Comparison of the influence of 1-propanol and of 2-propanol on the viscoelastic solutions of cetyltrimethylammonium bromide (CTAB) and sodium salicylate (NaSal)

It is known that mixtures of CTAB and NaSal form viscoelastic solutions. For a 100 mM CTAB solution and increasing NaSal concentration, the viscosity increases strongly at a concentration of 10 mM NaSal, reaches a maximum at 60 mM NaSal, decreases then to a minimum at 100 mM, and, on further, increases passes over a second maximum at a NaSal concentration of 220 mM. The changes of the viscosity at the first maximum, at the minimum, and at the second maximum are due to changes of the mechanism that effect the structural relaxation times while the shear modulus remains constant. On addition of 1-propanol to the solutions at the maximum and at the minimum, the viscosities decrease strongly to the viscosity slightly above water while the shear modulus in the viscous solution remains constant. The data can be explained by assuming that part of the 1-propanol adsorbs at the surface of the three-dimensional network that is formed from wormlike micelles and makes the hydrophobic surface hydrophilic.
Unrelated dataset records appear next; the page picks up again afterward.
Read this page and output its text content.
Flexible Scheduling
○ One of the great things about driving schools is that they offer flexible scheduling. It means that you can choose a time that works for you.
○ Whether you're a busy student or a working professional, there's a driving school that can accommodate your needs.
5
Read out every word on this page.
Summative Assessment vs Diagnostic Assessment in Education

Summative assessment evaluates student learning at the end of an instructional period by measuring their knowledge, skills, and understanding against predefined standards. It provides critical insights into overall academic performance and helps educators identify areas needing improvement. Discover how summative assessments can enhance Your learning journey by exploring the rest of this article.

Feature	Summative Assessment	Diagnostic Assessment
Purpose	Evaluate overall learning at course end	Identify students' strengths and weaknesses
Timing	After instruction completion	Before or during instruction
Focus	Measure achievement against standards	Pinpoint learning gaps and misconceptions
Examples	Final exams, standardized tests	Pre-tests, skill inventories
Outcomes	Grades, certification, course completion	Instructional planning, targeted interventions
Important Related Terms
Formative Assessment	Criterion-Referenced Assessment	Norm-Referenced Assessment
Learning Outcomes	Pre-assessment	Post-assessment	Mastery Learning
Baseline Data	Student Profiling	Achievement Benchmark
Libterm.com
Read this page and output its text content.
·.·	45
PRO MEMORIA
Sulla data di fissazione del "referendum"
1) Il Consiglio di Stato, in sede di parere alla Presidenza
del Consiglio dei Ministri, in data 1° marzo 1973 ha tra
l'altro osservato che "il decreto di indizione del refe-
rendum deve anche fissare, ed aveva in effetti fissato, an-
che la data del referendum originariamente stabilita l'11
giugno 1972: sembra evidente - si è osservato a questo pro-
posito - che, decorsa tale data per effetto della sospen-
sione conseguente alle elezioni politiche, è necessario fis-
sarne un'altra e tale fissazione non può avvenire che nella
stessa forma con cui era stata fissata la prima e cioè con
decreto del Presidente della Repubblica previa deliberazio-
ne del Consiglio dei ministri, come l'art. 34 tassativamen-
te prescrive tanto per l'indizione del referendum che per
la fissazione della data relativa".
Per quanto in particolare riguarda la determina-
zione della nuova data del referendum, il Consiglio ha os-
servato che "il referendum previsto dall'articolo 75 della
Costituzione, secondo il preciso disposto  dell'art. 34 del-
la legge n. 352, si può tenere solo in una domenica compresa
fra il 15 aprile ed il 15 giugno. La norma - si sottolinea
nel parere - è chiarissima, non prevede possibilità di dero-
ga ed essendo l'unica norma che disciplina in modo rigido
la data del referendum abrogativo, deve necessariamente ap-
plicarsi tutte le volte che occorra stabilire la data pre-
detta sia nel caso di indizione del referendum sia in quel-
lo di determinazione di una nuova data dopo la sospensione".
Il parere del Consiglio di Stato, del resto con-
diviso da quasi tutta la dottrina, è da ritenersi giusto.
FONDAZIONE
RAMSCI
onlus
On addition of 2-propanol to the solutions at the first maximum, the viscosity decreases also at first up to a concentration of 4% 2-propanol. On further increase of 2-propanol, a second relaxation effect with a different relaxation time and a different shear modulus appear. The sum of the two moduli remains about the same as the shear modulus of the solution without isopropanol. The second relaxation effect can be explained by assuming that only one methyl group of 2-propanol binds to the surface of the network while the other one sticks into water. The surface remains therefore hydrophobic and parts of the network can bind to each other what gives rise to the second relaxation effect.